I’ve almost got all the star stickers arranged for the Pleiades, which actually takes more than seven stars. People think there are just seven stars in the cluster because of the Seven Sisters name, but the Greek myth is about nine stars: seven sisters and two parents. I stick the seventh sister star in place and am about to get up when the stars flash. I rub my eyes and look again. Now they glow steadily brighter, the intensity of their light increasing until a beam erupts out of them and shines like a spotlight on the edge of the bunk. There, I see what seems to be a corner torn from a piece of paper. Something printed, like maybe a newsletter. I read the few lines and realize they’re part of a poem.

“Why do the Pleiades want me to have a poem?” I clap my hand over my mouth, mortified to realize I said the words out loud.

“What was that?” Nurse R-J looks up from where she’d been scanning Mom’s email.

Zip it, Quinn.

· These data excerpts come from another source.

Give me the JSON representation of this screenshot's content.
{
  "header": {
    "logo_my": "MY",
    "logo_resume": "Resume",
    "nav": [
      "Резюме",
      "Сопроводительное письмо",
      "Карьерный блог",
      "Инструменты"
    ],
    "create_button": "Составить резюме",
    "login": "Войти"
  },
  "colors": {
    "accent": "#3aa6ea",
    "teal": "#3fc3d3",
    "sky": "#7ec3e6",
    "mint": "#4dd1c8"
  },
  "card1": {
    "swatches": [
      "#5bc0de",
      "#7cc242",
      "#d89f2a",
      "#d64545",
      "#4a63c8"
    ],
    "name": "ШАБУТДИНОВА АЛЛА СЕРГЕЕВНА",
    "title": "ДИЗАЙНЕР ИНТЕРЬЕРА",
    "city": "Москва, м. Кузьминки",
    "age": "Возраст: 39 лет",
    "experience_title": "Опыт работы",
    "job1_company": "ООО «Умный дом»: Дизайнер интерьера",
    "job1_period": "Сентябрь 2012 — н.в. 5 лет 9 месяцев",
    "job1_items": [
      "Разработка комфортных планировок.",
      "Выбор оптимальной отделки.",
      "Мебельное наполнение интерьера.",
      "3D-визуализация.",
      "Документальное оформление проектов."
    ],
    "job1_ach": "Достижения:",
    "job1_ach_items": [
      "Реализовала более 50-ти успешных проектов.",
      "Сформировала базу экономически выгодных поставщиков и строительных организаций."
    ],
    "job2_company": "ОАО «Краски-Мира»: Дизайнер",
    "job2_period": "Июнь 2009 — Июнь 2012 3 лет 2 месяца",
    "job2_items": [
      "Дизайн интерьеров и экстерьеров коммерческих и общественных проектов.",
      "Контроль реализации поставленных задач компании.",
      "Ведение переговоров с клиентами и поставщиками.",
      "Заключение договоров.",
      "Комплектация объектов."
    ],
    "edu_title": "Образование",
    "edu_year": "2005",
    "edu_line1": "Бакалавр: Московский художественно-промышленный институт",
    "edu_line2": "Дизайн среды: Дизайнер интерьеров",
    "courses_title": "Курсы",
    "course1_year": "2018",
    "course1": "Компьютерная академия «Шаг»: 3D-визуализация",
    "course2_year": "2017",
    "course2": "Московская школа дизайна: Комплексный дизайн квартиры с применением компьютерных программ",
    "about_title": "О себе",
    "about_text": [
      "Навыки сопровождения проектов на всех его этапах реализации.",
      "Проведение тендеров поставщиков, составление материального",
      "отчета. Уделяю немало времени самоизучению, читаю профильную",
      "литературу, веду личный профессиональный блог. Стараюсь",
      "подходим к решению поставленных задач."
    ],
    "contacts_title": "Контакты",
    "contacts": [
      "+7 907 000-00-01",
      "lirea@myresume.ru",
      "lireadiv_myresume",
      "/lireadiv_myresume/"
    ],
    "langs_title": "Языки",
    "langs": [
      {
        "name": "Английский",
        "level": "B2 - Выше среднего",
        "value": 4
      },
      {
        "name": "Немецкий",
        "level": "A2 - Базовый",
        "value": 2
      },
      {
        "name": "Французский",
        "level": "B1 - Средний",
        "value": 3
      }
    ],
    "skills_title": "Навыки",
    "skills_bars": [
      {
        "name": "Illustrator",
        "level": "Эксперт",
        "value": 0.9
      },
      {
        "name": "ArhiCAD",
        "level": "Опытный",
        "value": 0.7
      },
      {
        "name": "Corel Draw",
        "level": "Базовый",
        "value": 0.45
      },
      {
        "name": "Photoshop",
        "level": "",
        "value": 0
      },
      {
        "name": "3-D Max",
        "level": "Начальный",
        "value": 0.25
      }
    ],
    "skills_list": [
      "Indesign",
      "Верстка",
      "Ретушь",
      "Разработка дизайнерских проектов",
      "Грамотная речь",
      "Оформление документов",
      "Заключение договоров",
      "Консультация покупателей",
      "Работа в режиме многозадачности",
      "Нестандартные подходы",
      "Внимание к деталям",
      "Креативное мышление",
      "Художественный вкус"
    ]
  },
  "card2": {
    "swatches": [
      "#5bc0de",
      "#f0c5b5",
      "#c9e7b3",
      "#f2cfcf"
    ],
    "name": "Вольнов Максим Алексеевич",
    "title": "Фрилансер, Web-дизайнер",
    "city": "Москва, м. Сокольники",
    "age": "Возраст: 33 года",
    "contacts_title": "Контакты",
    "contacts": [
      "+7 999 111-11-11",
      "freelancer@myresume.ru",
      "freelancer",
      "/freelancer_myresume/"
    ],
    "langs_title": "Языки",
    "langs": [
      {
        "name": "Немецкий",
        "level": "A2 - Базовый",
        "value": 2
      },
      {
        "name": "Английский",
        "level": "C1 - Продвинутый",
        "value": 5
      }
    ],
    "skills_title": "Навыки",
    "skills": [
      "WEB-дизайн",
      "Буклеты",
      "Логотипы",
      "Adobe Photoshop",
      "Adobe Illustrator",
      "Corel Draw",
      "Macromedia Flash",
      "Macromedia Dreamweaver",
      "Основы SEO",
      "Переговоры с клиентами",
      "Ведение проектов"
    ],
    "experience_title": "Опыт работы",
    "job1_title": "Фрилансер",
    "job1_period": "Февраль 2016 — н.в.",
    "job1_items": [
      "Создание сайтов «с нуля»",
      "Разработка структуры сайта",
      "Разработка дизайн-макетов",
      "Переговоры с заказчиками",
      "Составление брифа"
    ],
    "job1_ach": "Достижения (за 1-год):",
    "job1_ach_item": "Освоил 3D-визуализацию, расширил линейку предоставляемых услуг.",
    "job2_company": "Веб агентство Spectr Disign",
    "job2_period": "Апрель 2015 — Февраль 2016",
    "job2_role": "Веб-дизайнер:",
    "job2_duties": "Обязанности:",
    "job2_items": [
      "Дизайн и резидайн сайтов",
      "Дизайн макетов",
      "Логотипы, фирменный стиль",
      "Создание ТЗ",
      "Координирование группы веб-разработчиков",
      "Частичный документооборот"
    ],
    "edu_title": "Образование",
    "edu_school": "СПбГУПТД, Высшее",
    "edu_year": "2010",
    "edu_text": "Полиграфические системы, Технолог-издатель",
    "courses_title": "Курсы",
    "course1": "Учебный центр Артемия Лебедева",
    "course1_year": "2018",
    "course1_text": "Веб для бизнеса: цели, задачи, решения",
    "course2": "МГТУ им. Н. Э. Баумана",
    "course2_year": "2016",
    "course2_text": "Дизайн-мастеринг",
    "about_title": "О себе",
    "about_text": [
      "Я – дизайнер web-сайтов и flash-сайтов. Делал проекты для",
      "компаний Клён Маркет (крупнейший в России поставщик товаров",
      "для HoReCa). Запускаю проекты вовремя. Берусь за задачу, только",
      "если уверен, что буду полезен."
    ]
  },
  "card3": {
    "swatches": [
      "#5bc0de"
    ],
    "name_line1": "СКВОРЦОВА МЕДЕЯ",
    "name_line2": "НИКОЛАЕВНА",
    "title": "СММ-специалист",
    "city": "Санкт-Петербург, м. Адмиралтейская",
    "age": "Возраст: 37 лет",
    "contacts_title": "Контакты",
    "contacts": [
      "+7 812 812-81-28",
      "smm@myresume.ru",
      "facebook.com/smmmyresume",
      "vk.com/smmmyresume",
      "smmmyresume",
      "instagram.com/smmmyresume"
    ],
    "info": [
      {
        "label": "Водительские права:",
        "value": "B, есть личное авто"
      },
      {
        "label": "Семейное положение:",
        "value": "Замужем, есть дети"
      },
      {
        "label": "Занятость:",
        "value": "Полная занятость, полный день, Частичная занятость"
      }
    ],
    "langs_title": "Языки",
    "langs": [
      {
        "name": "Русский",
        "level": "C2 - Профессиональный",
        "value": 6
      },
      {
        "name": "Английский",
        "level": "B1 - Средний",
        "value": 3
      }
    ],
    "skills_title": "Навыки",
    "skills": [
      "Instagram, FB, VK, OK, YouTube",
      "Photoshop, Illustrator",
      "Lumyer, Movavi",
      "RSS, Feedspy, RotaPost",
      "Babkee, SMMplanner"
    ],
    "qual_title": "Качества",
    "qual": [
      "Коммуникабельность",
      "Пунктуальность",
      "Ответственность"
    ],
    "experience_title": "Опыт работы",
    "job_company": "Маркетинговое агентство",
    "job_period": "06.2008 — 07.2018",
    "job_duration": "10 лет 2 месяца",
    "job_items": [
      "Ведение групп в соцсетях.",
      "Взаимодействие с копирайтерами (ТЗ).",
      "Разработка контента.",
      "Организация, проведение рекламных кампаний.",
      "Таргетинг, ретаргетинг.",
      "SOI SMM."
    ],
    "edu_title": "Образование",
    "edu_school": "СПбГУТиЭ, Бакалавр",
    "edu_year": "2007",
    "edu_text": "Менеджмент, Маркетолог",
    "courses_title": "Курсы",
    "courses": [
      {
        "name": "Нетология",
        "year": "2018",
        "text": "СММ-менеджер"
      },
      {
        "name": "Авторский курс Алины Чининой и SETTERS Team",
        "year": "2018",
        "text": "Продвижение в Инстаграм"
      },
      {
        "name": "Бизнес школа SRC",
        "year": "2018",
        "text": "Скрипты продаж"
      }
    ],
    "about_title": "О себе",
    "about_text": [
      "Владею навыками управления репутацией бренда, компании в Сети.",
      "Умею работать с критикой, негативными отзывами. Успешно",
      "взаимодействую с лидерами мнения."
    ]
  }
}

I do not need Nurse R-J to think I believe stars are trying to talk to me. I put the scrap of a poem in my pocket and get up to leave.

“Just that I’d better get to my next class.”

“Okay, then,” Nurse R-J says, handing me a bat-shaped sticky note. “Give this to your next teacher so they don’t mark you tardy. You just come on down to see me whenever your head hurts and have yourself a little lie down until it all passes. I’ve got a drawer here with things that might help you. You’re welcome to anything in here, anytime.”

Nurse R-J pulls open the bottom drawer of her desk. I peek in and see a satin sleep mask embroidered with closed eyes and long, dramatic eyelashes; a box of foam ear plugs; several packages of adhesive cooling pads designed to stick to your forehead; a six-pack of Gatorade; and a big box of Famous Amos mini chocolate chip cookies. That makes me smile. Nurse R-J may have only just met me, but she already gets me.